そして、じっと見守ってあげましょう。こう言ってあげるだけでも、子どもはずいぶん落ち着くはずです。

オ・ウニョン

精神科医、児童青年精神科専門医。医学博士。延世大学医学部卒業、同大学大学院修士号、高麗大学大学院医学博士号を取得。新村セブランス病院精神科専攻医、サムスンソウル病院小児・青少年精神科専任医および臨床教授を経て、亜洲大学医学部精神科教授を歴任。現在は延世大学医学部客員教授を務める。オ・ウニョン小児青少年クリニック、学習発達研究所所長、オ・ウニョンアカデミー院長としても活動している。

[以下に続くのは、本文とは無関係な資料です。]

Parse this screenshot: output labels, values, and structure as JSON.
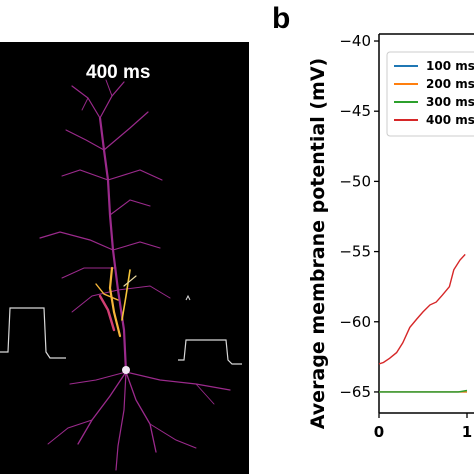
{
  "panel_a": {
    "time_label": "400 ms",
    "colors": {
      "background": "#000000",
      "dendrite": "#9b2a8c",
      "dendrite_bright": "#d23f73",
      "active": "#f5b53a",
      "trace": "#d8d8d8"
    }
  },
  "panel_b": {
    "letter": "b"
  },
  "chart_data": {
    "type": "line",
    "title": "",
    "xlabel": "",
    "ylabel": "Average membrane potential (mV)",
    "ylim": [
      -66.5,
      -39.5
    ],
    "yticks": [
      -40,
      -45,
      -50,
      -55,
      -60,
      -65
    ],
    "ytick_labels": [
      "−40",
      "−45",
      "−50",
      "−55",
      "−60",
      "−65"
    ],
    "xticks_visible": [
      "0",
      "1"
    ],
    "grid": false,
    "legend": "top-right",
    "series": [
      {
        "name": "100 ms",
        "color": "#1f77b4",
        "x": [
          0,
          0.1,
          0.2,
          0.3,
          0.4,
          0.5,
          0.6,
          0.7,
          0.8,
          0.9,
          1.0
        ],
        "y": [
          -65,
          -65,
          -65,
          -65,
          -65,
          -65,
          -65,
          -65,
          -65,
          -65,
          -65
        ]
      },
      {
        "name": "200 ms",
        "color": "#ff7f0e",
        "x": [
          0,
          0.1,
          0.2,
          0.3,
          0.4,
          0.5,
          0.6,
          0.7,
          0.8,
          0.9,
          1.0
        ],
        "y": [
          -65,
          -65,
          -65,
          -65,
          -65,
          -65,
          -65,
          -65,
          -65,
          -65,
          -65
        ]
      },
      {
        "name": "300 ms",
        "color": "#2ca02c",
        "x": [
          0,
          0.1,
          0.2,
          0.3,
          0.4,
          0.5,
          0.6,
          0.7,
          0.8,
          0.9,
          1.0
        ],
        "y": [
          -65,
          -65,
          -65,
          -65,
          -65,
          -65,
          -65,
          -65,
          -65,
          -65,
          -64.9
        ]
      },
      {
        "name": "400 ms",
        "color": "#d62728",
        "x": [
          0,
          0.05,
          0.12,
          0.2,
          0.27,
          0.35,
          0.43,
          0.5,
          0.58,
          0.65,
          0.72,
          0.8,
          0.85,
          0.92,
          0.98
        ],
        "y": [
          -63,
          -62.9,
          -62.6,
          -62.2,
          -61.5,
          -60.4,
          -59.8,
          -59.3,
          -58.8,
          -58.6,
          -58.1,
          -57.5,
          -56.3,
          -55.6,
          -55.2
        ]
      }
    ]
  }
}
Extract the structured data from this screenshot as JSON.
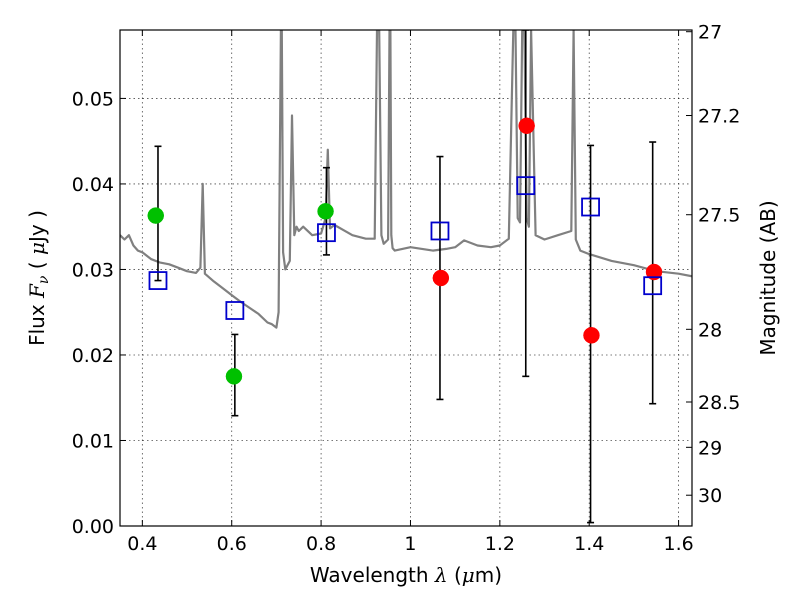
{
  "chart_data": {
    "type": "scatter",
    "xlabel": "Wavelength λ (μm)",
    "ylabel": "Flux F_ν ( μJy )",
    "y2label": "Magnitude (AB)",
    "xlim": [
      0.35,
      1.63
    ],
    "ylim": [
      0.0,
      0.058
    ],
    "grid": true,
    "xticks": [
      0.4,
      0.6,
      0.8,
      1.0,
      1.2,
      1.4,
      1.6
    ],
    "xtick_labels": [
      "0.4",
      "0.6",
      "0.8",
      "1",
      "1.2",
      "1.4",
      "1.6"
    ],
    "yticks": [
      0.0,
      0.01,
      0.02,
      0.03,
      0.04,
      0.05
    ],
    "ytick_labels": [
      "0.00",
      "0.01",
      "0.02",
      "0.03",
      "0.04",
      "0.05"
    ],
    "y2ticks": [
      {
        "label": "27",
        "flux": 0.0578
      },
      {
        "label": "27.2",
        "flux": 0.048
      },
      {
        "label": "27.5",
        "flux": 0.0364
      },
      {
        "label": "28",
        "flux": 0.023
      },
      {
        "label": "28.5",
        "flux": 0.0145
      },
      {
        "label": "29",
        "flux": 0.0092
      },
      {
        "label": "30",
        "flux": 0.0036
      }
    ],
    "model_spectrum": {
      "color": "#808080",
      "x": [
        0.35,
        0.36,
        0.37,
        0.38,
        0.39,
        0.4,
        0.42,
        0.44,
        0.46,
        0.48,
        0.5,
        0.52,
        0.53,
        0.535,
        0.54,
        0.56,
        0.58,
        0.6,
        0.62,
        0.64,
        0.66,
        0.68,
        0.69,
        0.7,
        0.705,
        0.71,
        0.712,
        0.715,
        0.72,
        0.73,
        0.735,
        0.74,
        0.745,
        0.75,
        0.76,
        0.78,
        0.8,
        0.81,
        0.815,
        0.82,
        0.83,
        0.85,
        0.87,
        0.9,
        0.92,
        0.925,
        0.93,
        0.935,
        0.94,
        0.95,
        0.953,
        0.955,
        0.957,
        0.96,
        0.965,
        1.0,
        1.05,
        1.08,
        1.1,
        1.12,
        1.15,
        1.18,
        1.2,
        1.22,
        1.23,
        1.235,
        1.24,
        1.245,
        1.25,
        1.255,
        1.26,
        1.265,
        1.27,
        1.28,
        1.3,
        1.33,
        1.36,
        1.365,
        1.37,
        1.38,
        1.4,
        1.45,
        1.5,
        1.55,
        1.6,
        1.63
      ],
      "y": [
        0.034,
        0.0335,
        0.034,
        0.0328,
        0.0322,
        0.032,
        0.0312,
        0.0308,
        0.0306,
        0.0302,
        0.0298,
        0.0296,
        0.0302,
        0.04,
        0.0295,
        0.0286,
        0.0278,
        0.027,
        0.0262,
        0.0255,
        0.0248,
        0.0238,
        0.0236,
        0.0232,
        0.025,
        0.058,
        0.058,
        0.032,
        0.03,
        0.031,
        0.048,
        0.034,
        0.035,
        0.0345,
        0.035,
        0.034,
        0.0342,
        0.036,
        0.044,
        0.0348,
        0.0352,
        0.0346,
        0.034,
        0.0336,
        0.0336,
        0.058,
        0.058,
        0.034,
        0.033,
        0.0335,
        0.058,
        0.058,
        0.034,
        0.0325,
        0.0322,
        0.0326,
        0.0322,
        0.0324,
        0.0326,
        0.0334,
        0.0328,
        0.0326,
        0.0328,
        0.0336,
        0.058,
        0.058,
        0.036,
        0.0355,
        0.058,
        0.058,
        0.036,
        0.035,
        0.058,
        0.034,
        0.0335,
        0.034,
        0.0345,
        0.058,
        0.0335,
        0.0322,
        0.0318,
        0.031,
        0.0305,
        0.0298,
        0.0295,
        0.0292
      ]
    },
    "series": [
      {
        "marker": "circle",
        "color": "#00c000",
        "x": [
          0.43,
          0.605,
          0.81
        ],
        "y": [
          0.0363,
          0.0175,
          0.0368
        ]
      },
      {
        "marker": "circle",
        "color": "#ff0000",
        "x": [
          1.068,
          1.26,
          1.405,
          1.545
        ],
        "y": [
          0.029,
          0.0468,
          0.0223,
          0.0297
        ]
      },
      {
        "marker": "open-square",
        "color": "#0000cc",
        "x": [
          0.435,
          0.607,
          0.812,
          1.066,
          1.258,
          1.403,
          1.542
        ],
        "y": [
          0.0287,
          0.0252,
          0.0343,
          0.0345,
          0.0398,
          0.0373,
          0.0281
        ],
        "yerr_low": [
          0.0287,
          0.0129,
          0.0317,
          0.0148,
          0.0175,
          0.0004,
          0.0143
        ],
        "yerr_high": [
          0.0444,
          0.0224,
          0.0419,
          0.0432,
          0.058,
          0.0445,
          0.0449
        ]
      }
    ]
  }
}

育児テレビ番組「うちの子が変わりました」「60分 親」「最近の育児 大事な我が子」「オ・ウニョンの大事な我が子の相談所」「オ・ウニョンリポート」など、メディアや講演を通して「子育てメンターNo.1」「育児の神様」と呼ばれ、特に子育て世代から絶大な人気と信頼を得ている。『朝鮮日報』『東亜日報』など、メジャーな新聞社やインターネットのプラットフォームで子育て情報をシェアしている。
2017年「今年のブランド大賞」の幼児教育専門家部門で大賞、2021年緑の傘子ども財団の緑の傘アワードで「私たちの偶像」賞、2021年と2022年「今年のブランド大賞」(専門家エンターテイナー部門)、2021年MBC放送芸能大賞時事教養部門で「ドキュメンタリーフレックス」プログラム特別賞、2022年大韓民国教育大賞人格教育大賞(青少年人格部門)、2022年第17回親が選んだ教育ブランド大賞で「今年の教育人賞」を受賞。